Para quienes piensan que Donald Trump –o, para citar un caso más cercano, Jair Bolsonaro– son un accidente indeseado, Mrs. America –escrita, dirigida y protagonizada por mujeres– viene a contarnos que son una construcción política de larga data, que su comparsa de evangelistas y fanáticos no llegaron a los máximos lugares de poder por un descuido, sino por decisiones y “tácticas” que de algún modo hicieron historia.

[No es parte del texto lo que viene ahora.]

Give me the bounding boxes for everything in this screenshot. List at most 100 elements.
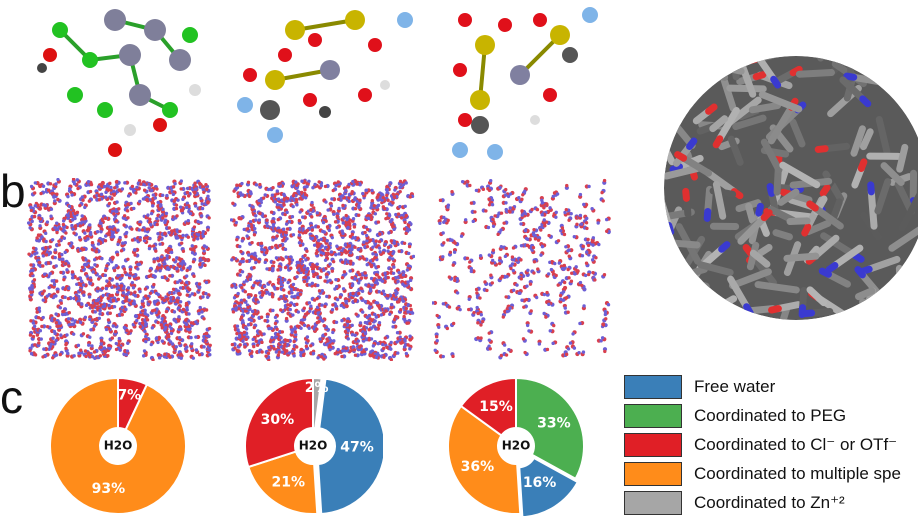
- particle: [169, 299, 173, 303]
- legend-item-multiple: Coordinated to multiple spe: [624, 462, 901, 486]
- particle: [257, 218, 262, 222]
- particle: [149, 222, 153, 227]
- particle: [84, 354, 88, 359]
- particle: [283, 297, 288, 301]
- particle: [603, 312, 608, 317]
- particle: [399, 216, 404, 220]
- bond-stick: [898, 191, 918, 232]
- bond-stick: [831, 244, 864, 269]
- particle: [134, 191, 138, 195]
- particle: [374, 327, 378, 331]
- particle: [447, 275, 452, 279]
- particle: [402, 227, 407, 231]
- particle: [71, 208, 76, 213]
- particle: [172, 291, 176, 295]
- particle: [167, 338, 171, 342]
- particle: [161, 193, 165, 198]
- particle: [140, 299, 145, 303]
- particle: [116, 228, 120, 232]
- particle: [106, 296, 110, 301]
- particle: [159, 323, 163, 327]
- particle: [385, 212, 389, 216]
- bond-stick: [697, 261, 734, 276]
- particle: [591, 270, 595, 275]
- particle: [441, 255, 445, 259]
- particle: [265, 218, 269, 222]
- particle: [385, 193, 389, 198]
- particle: [532, 227, 536, 232]
- particle: [479, 336, 483, 340]
- particle: [132, 274, 136, 279]
- particle: [537, 342, 542, 346]
- nitrogen-tip: [755, 202, 764, 217]
- particle: [246, 323, 251, 327]
- particle: [515, 283, 519, 287]
- particle: [401, 282, 405, 286]
- particle: [138, 199, 142, 204]
- particle: [361, 191, 365, 196]
- particle: [298, 210, 302, 214]
- particle: [81, 283, 86, 287]
- particle: [67, 204, 72, 209]
- particle: [33, 204, 37, 208]
- bond-stick: [777, 188, 800, 206]
- particle: [276, 277, 281, 282]
- particle: [284, 222, 289, 226]
- bond-stick: [786, 217, 811, 226]
- particle: [70, 276, 75, 280]
- particle: [274, 256, 279, 260]
- particle: [88, 317, 92, 322]
- particle: [286, 342, 290, 347]
- particle: [307, 326, 311, 330]
- particle: [238, 244, 242, 249]
- particle: [146, 302, 151, 306]
- particle: [325, 239, 329, 243]
- particle: [569, 212, 573, 216]
- particle: [365, 227, 370, 232]
- particle: [122, 267, 127, 271]
- particle: [144, 324, 148, 328]
- particle: [172, 310, 177, 314]
- particle: [529, 309, 533, 313]
- panel-label-b: b: [0, 165, 26, 217]
- particle: [236, 194, 241, 199]
- particle: [397, 249, 401, 253]
- particle: [194, 335, 198, 339]
- particle: [298, 243, 303, 248]
- particle: [51, 336, 55, 340]
- particle: [121, 241, 125, 245]
- particle: [82, 293, 86, 297]
- particle: [184, 205, 189, 210]
- particle: [53, 331, 57, 336]
- particle: [344, 213, 348, 218]
- particle: [113, 186, 117, 190]
- particle: [353, 353, 358, 357]
- particle: [357, 345, 362, 349]
- particle: [126, 286, 131, 290]
- particle: [38, 329, 43, 333]
- particle: [330, 308, 335, 312]
- particle: [151, 244, 156, 248]
- particle: [178, 229, 182, 233]
- particle: [199, 196, 203, 201]
- particle: [45, 220, 50, 224]
- particle: [202, 249, 206, 253]
- particle: [503, 254, 508, 259]
- molecule-cluster-zncl: [37, 9, 201, 157]
- particle: [146, 213, 150, 217]
- particle: [403, 339, 407, 343]
- particle: [442, 220, 446, 224]
- particle: [277, 182, 281, 186]
- particle: [392, 195, 397, 199]
- particle: [96, 286, 100, 291]
- particle: [334, 253, 338, 257]
- particle: [553, 261, 557, 266]
- particle: [171, 185, 176, 189]
- particle: [139, 182, 143, 186]
- particle: [158, 268, 162, 273]
- particle: [535, 207, 540, 212]
- particle: [277, 228, 281, 233]
- particle: [511, 246, 516, 250]
- particle: [584, 261, 589, 265]
- particle: [291, 313, 295, 317]
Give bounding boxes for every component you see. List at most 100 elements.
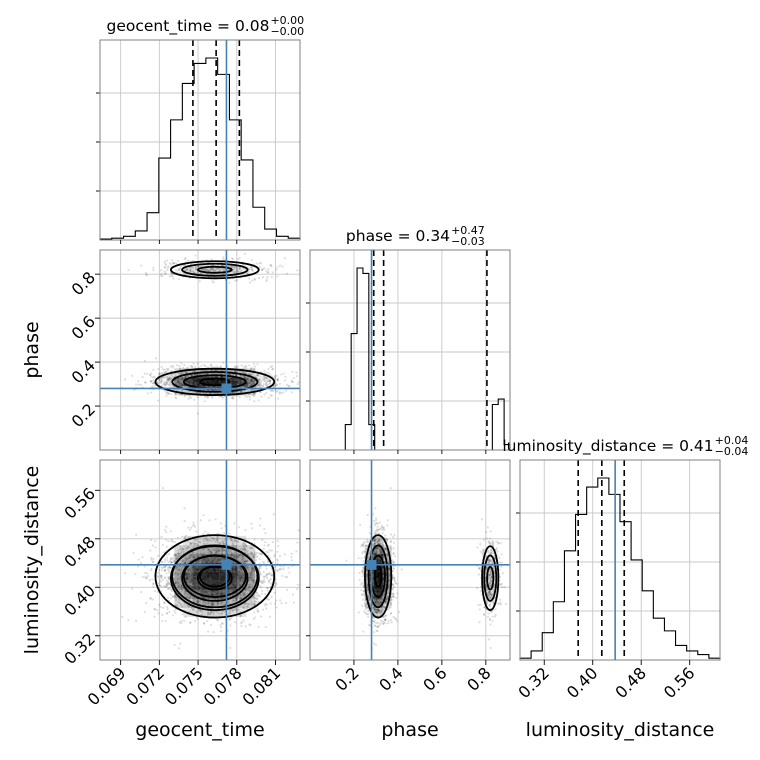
point-geocent_time-vs-luminosity_distance-1 (281, 574, 284, 577)
point-geocent_time-vs-luminosity_distance-1668 (162, 585, 166, 588)
point-geocent_time-vs-luminosity_distance-1182 (220, 547, 223, 550)
point-geocent_time-vs-luminosity_distance-2166 (275, 606, 278, 609)
point-geocent_time-vs-luminosity_distance-847 (234, 556, 237, 560)
point-geocent_time-vs-phase-1106 (210, 258, 213, 261)
point-geocent_time-vs-phase-1564 (188, 396, 191, 399)
point-geocent_time-vs-phase-1056 (160, 377, 164, 380)
point-geocent_time-vs-luminosity_distance-1216 (127, 618, 130, 622)
point-geocent_time-vs-phase-2264 (266, 383, 269, 387)
contour-geocent_time-vs-phase-0-3 (154, 367, 276, 396)
point-geocent_time-vs-luminosity_distance-2055 (173, 609, 176, 612)
density-cell-geocent_time-vs-phase-1-0-0 (210, 265, 220, 275)
point-geocent_time-vs-phase-2144 (251, 383, 254, 386)
point-geocent_time-vs-phase-1860 (215, 365, 218, 368)
point-geocent_time-vs-phase-1031 (239, 374, 242, 377)
point-geocent_time-vs-luminosity_distance-373 (180, 560, 183, 563)
point-geocent_time-vs-luminosity_distance-1222 (229, 617, 233, 620)
point-geocent_time-vs-luminosity_distance-39 (167, 580, 170, 583)
point-geocent_time-vs-luminosity_distance-2292 (144, 571, 147, 574)
point-geocent_time-vs-luminosity_distance-123 (192, 598, 195, 601)
point-geocent_time-vs-luminosity_distance-2275 (255, 594, 259, 597)
point-geocent_time-vs-luminosity_distance-592 (209, 550, 212, 553)
point-geocent_time-vs-phase-2014 (180, 372, 183, 375)
point-geocent_time-vs-luminosity_distance-938 (265, 550, 268, 553)
point-geocent_time-vs-luminosity_distance-159 (256, 598, 259, 601)
point-geocent_time-vs-phase-1967 (210, 267, 213, 271)
point-geocent_time-vs-phase-286 (262, 378, 265, 381)
point-geocent_time-vs-luminosity_distance-574 (180, 622, 183, 625)
point-geocent_time-vs-phase-2214 (160, 384, 164, 387)
point-geocent_time-vs-luminosity_distance-871 (234, 550, 237, 553)
point-geocent_time-vs-luminosity_distance-387 (169, 560, 172, 563)
point-geocent_time-vs-phase-1639 (154, 357, 158, 360)
point-geocent_time-vs-phase-1794 (282, 372, 285, 375)
density-cell-geocent_time-vs-phase-1-1-0 (219, 265, 229, 275)
point-geocent_time-vs-phase-1035 (187, 397, 190, 400)
point-geocent_time-vs-phase-663 (247, 393, 251, 396)
point-geocent_time-vs-phase-1983 (186, 371, 189, 374)
point-phase-vs-luminosity_distance-60 (500, 561, 503, 564)
density-cell-geocent_time-vs-phase-0--2-0 (192, 377, 202, 387)
point-geocent_time-vs-luminosity_distance-656 (177, 568, 181, 571)
point-geocent_time-vs-luminosity_distance-1150 (216, 602, 219, 605)
point-geocent_time-vs-luminosity_distance-542 (270, 582, 273, 586)
point-geocent_time-vs-luminosity_distance-335 (167, 588, 170, 591)
point-geocent_time-vs-luminosity_distance-238 (186, 604, 190, 607)
point-geocent_time-vs-phase-1037 (209, 392, 212, 395)
point-geocent_time-vs-phase-1329 (175, 383, 178, 386)
point-geocent_time-vs-phase-56 (152, 368, 155, 372)
point-geocent_time-vs-luminosity_distance-95 (253, 611, 256, 614)
point-geocent_time-vs-luminosity_distance-1229 (194, 552, 197, 555)
point-geocent_time-vs-phase-411 (248, 398, 252, 401)
point-geocent_time-vs-luminosity_distance-218 (167, 540, 170, 543)
point-geocent_time-vs-luminosity_distance-1174 (244, 543, 247, 546)
point-geocent_time-vs-luminosity_distance-1228 (221, 610, 224, 613)
point-geocent_time-vs-phase-0 (169, 381, 172, 384)
point-geocent_time-vs-phase-2 (284, 375, 287, 378)
point-geocent_time-vs-phase-217 (187, 375, 190, 378)
point-geocent_time-vs-luminosity_distance-205 (168, 610, 171, 614)
point-geocent_time-vs-luminosity_distance-0 (169, 559, 172, 562)
point-geocent_time-vs-phase-949 (230, 396, 233, 399)
point-geocent_time-vs-luminosity_distance-814 (236, 556, 239, 559)
point-geocent_time-vs-phase-906 (231, 395, 234, 398)
point-geocent_time-vs-luminosity_distance-1542 (258, 524, 262, 527)
point-geocent_time-vs-phase-2266 (263, 393, 266, 396)
point-geocent_time-vs-luminosity_distance-3 (184, 559, 187, 562)
density-cell-geocent_time-vs-phase-0--4-0 (174, 377, 184, 387)
point-geocent_time-vs-luminosity_distance-803 (184, 589, 187, 593)
point-geocent_time-vs-luminosity_distance-394 (221, 622, 224, 625)
point-geocent_time-vs-luminosity_distance-1123 (164, 576, 167, 579)
point-geocent_time-vs-luminosity_distance-2126 (145, 577, 149, 580)
point-geocent_time-vs-luminosity_distance-2214 (160, 569, 164, 572)
point-geocent_time-vs-luminosity_distance-290 (271, 574, 274, 577)
point-geocent_time-vs-luminosity_distance-1551 (291, 593, 295, 596)
point-geocent_time-vs-phase-319 (248, 381, 251, 385)
point-geocent_time-vs-luminosity_distance-299 (241, 542, 245, 546)
point-geocent_time-vs-phase-1213 (269, 379, 272, 382)
point-geocent_time-vs-phase-926 (177, 380, 180, 384)
point-geocent_time-vs-phase-1369 (269, 394, 272, 397)
point-geocent_time-vs-phase-1569 (267, 396, 270, 399)
point-geocent_time-vs-phase-2275 (255, 376, 259, 379)
point-geocent_time-vs-phase-1501 (250, 378, 253, 381)
point-geocent_time-vs-luminosity_distance-2295 (165, 553, 168, 557)
point-geocent_time-vs-phase-196 (246, 377, 249, 380)
point-geocent_time-vs-luminosity_distance-1865 (268, 579, 271, 582)
point-geocent_time-vs-phase-905 (253, 277, 256, 281)
point-geocent_time-vs-luminosity_distance-167 (220, 626, 223, 629)
point-geocent_time-vs-luminosity_distance-1294 (246, 605, 249, 608)
point-geocent_time-vs-luminosity_distance-1252 (139, 561, 143, 564)
point-geocent_time-vs-luminosity_distance-1890 (146, 572, 149, 575)
point-geocent_time-vs-luminosity_distance-33 (187, 593, 191, 596)
point-geocent_time-vs-luminosity_distance-1096 (167, 560, 170, 564)
point-geocent_time-vs-luminosity_distance-1263 (199, 552, 202, 555)
point-geocent_time-vs-luminosity_distance-412 (151, 598, 154, 601)
point-geocent_time-vs-luminosity_distance-1619 (287, 566, 290, 569)
density-cell-geocent_time-vs-luminosity_distance-1-2-0 (228, 573, 238, 583)
point-geocent_time-vs-phase-887 (183, 363, 186, 367)
point-geocent_time-vs-luminosity_distance-704 (160, 566, 163, 569)
point-geocent_time-vs-phase-1844 (165, 391, 168, 394)
point-geocent_time-vs-luminosity_distance-368 (233, 539, 236, 542)
point-geocent_time-vs-phase-492 (185, 371, 188, 374)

La estrategia del odio con la que muchos republicanos –hoy día un hay un solo legislador de ese tradicional partido estadounidense, al que pertenecieron Abraham Lincoln o Theodore Roosvelt, que apoye el derecho al aborto– consolidaron su base electoral en las últimas cuatro décadas son producto de las tecnologías –en el sentido que Agamben le da a las tecnologías sociales de una guerra que sobreviven en una sociedad– divisorias que practicó la señora Schlafly, quien se presentaba ente su público agradeciendo a su esposo por permitirle dejar a sus hijos para asistir a ese encuentro.

“La realidad puede ser demasiado compleja para la transmisión oral; la leyenda la recrea de una manera que sólo accidentalmente es falsa y que le permite andar por el mundo, de boca en boca”, escribió nuestro clásico contemporáneo, definición que cabe para esa magistral pieza de política y ficción que es Mrs. America.